Avez-vous remarqué les nombreuses fêtes et journées de commémoration que nous avons vécues ces dernières semaines ? Il y a trois semaines, trois jours après la fin de la Pâque, les huit jours de la Pâque ont été suivis par Yom HaShoah, la Journée de commémoration de l’Holocauste. Une semaine plus tard, c’était Yom HaZicharon, le jour du souvenir des soldats tombés lors des guerres d’Israël et des victimes du terrorisme. Puis, un jour plus tard, le 30 avril, c’était Yom Ha Atzma’ut, la fête nationale d’Israël commémorant la Déclaration d’indépendance. Et ce n’est pas fini, car la semaine prochaine, le 16 mai, il y a une autre journée de commémoration appelée Lag BaOmer qui tombe le 33ème jour du décompte de l’Omer. Ensuite, nous avons Yom Yerushalayim, le Jour de Jérusalem, le 25 mai, qui est une fête nationale qui commémore la « réunification » de Jérusalem-Est et de Jérusalem-Ouest après la guerre des Six Jours de 1967. Puis, le 1er juin, nous célébrerons Shavouot, la Pentecôte.

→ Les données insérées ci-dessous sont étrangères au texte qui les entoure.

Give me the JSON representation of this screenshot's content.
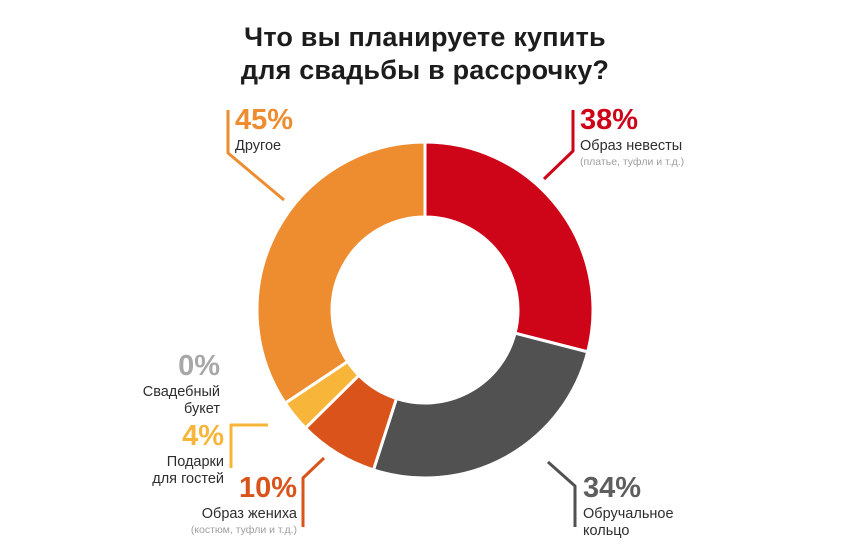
{
  "page": {
    "background": "#ffffff"
  },
  "title": {
    "line1": "Что вы планируете купить",
    "line2": "для свадьбы в рассрочку?"
  },
  "chart_data": {
    "type": "pie",
    "subtype": "donut",
    "title": "Что вы планируете купить для свадьбы в рассрочку?",
    "unit": "%",
    "start_angle_deg": -90,
    "direction": "clockwise",
    "segments": [
      {
        "label": "Образ невесты",
        "sublabel": "(платье, туфли и т.д.)",
        "value": 38,
        "pct_label": "38%",
        "color": "#CE0418"
      },
      {
        "label": "Обручальное кольцо",
        "value": 34,
        "pct_label": "34%",
        "color": "#515151",
        "pct_color": "#5E5E5E"
      },
      {
        "label": "Образ жениха",
        "sublabel": "(костюм, туфли и т.д.)",
        "value": 10,
        "pct_label": "10%",
        "color": "#D9531B"
      },
      {
        "label": "Подарки для гостей",
        "value": 4,
        "pct_label": "4%",
        "color": "#F7B53A"
      },
      {
        "label": "Свадебный букет",
        "value": 0,
        "pct_label": "0%",
        "color": "#A8A8A8"
      },
      {
        "label": "Другое",
        "value": 45,
        "pct_label": "45%",
        "color": "#EE8C30"
      }
    ]
  }
}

C’est un calendrier très chargé, jusqu’à présent, sept jours fériés au total sur une période de deux mois, et chacune de ces dates sert notamment de rappel des événements historiques d’Israël, reflétant la forte tradition de commémoration du peuple juif. Ce fort héritage se reflète également dans les livres que les Juifs lisent aujourd’hui. Nous pouvons toujours comprendre les sociétés à travers les livres qu’elles lisent. Permettez-moi de mentionner quelques-uns des best-sellers actuels destinés aux Juifs : -traduction libre : « L’exil et les Juifs », « L’Amérique et l’Holocauste », « La route vers le 7 octobre : le Hamas, l’Holocauste et la guerre éternelle contre les Juifs » et « Qui sont les Juifs et qui pouvons-nous devenir ? »

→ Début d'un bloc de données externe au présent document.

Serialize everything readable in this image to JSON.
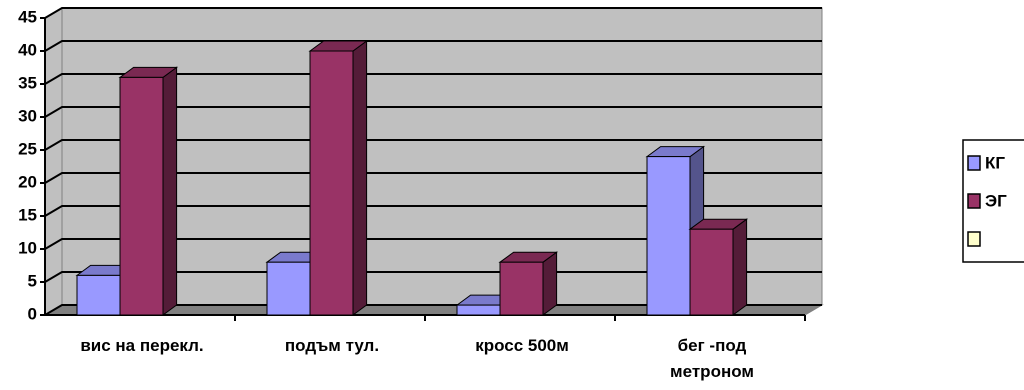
{
  "chart_data": {
    "type": "bar3d",
    "categories": [
      "вис на перекл.",
      "подъм тул.",
      "кросс 500м",
      "бег -под\nметроном"
    ],
    "series": [
      {
        "name": "КГ",
        "color": "#9999ff",
        "values": [
          6,
          8,
          1.5,
          24
        ]
      },
      {
        "name": "ЭГ",
        "color": "#993366",
        "values": [
          36,
          40,
          8,
          13
        ]
      },
      {
        "color": "#ffffcc"
      }
    ],
    "ylim": [
      0,
      45
    ],
    "yticks": [
      0,
      5,
      10,
      15,
      20,
      25,
      30,
      35,
      40,
      45
    ],
    "grid": true,
    "legend": "right"
  }
}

Mais il y a quelque chose d’important dans tout cela, car le souvenir est en fait enraciné dans les Écritures et il y a quelque chose que nous pouvons tous apprendre. Dieu a demandé à plusieurs reprises à Israël de ne jamais oublier le passé, sachant que l’histoire a tendance à se répéter car le cœur humain change rarement pour le mieux. Pour citer quelques exemples, nous lisons dans Deutéronome 25. 17 lorsque Dieu dit aux Israélites : « Souvenez-vous de ce que vous a fait Amalek pendant la route, lors de votre sortie d’Égypte. » Puis, environ 400 ans plus tard, IL le leur rappela de nouveau par l’intermédiaire de Samuel et dit : « Je punirai Amalek pour ce qu’il a fait à Israël, comment il s’est dressé contre lui sur le chemin, alors qu’il montait d’Égypte. » 1 Samuel 15. 2.

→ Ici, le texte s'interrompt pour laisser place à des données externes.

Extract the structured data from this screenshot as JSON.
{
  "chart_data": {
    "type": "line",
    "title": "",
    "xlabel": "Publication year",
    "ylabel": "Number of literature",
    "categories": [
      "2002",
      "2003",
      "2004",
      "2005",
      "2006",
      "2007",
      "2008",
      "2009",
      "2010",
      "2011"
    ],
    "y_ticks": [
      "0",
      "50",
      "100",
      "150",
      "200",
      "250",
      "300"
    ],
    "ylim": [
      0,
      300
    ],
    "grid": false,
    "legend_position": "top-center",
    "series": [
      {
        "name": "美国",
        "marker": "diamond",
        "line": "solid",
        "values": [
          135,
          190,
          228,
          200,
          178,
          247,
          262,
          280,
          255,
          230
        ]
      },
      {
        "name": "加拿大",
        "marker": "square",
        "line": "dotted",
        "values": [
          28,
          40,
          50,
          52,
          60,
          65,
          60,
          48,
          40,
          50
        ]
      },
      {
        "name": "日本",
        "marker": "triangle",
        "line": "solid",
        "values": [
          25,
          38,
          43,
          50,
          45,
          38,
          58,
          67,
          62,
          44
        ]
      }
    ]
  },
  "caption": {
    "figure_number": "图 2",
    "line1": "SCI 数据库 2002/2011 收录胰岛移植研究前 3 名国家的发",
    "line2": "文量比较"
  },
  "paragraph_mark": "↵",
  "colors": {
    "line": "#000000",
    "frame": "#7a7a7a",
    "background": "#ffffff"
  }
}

En plus des Amalécites, nous avons également appris que les Ammonites et les Moabites ont attaqué Israël, ce qui a amené Dieu à dire en Deutéronome. 23. 3 : « Ni Ammonite ni Moabite n’entreront dans l’assemblée de l’Éternel ; aucun de leurs descendants, même jusqu’à la dixième génération, n’entrera dans l’assemblée de l’Éternel. » Quelque 750 ans plus tard, Dieu rappela à Israël de se souvenir de cet événement et dit : « Ô mon peuple, souviens-toi maintenant du conseil de Balak, roi de Moab. » (Michée 6. 5). Et en parlant de ces peuples, les Amalécites, les Ammonites et les Moabites, les avertissements de Dieu n’ont pas cessés pour eux et pour de nombreux autres qui sont mentionnés dans les prophéties de la fin des temps, juste avant la Seconde Venue, celle que nous trouvons par exemple dans le Psaume 83. Cet esprit de haine n’a pas disparu et c’est ce que la Bible rappelle au lecteur.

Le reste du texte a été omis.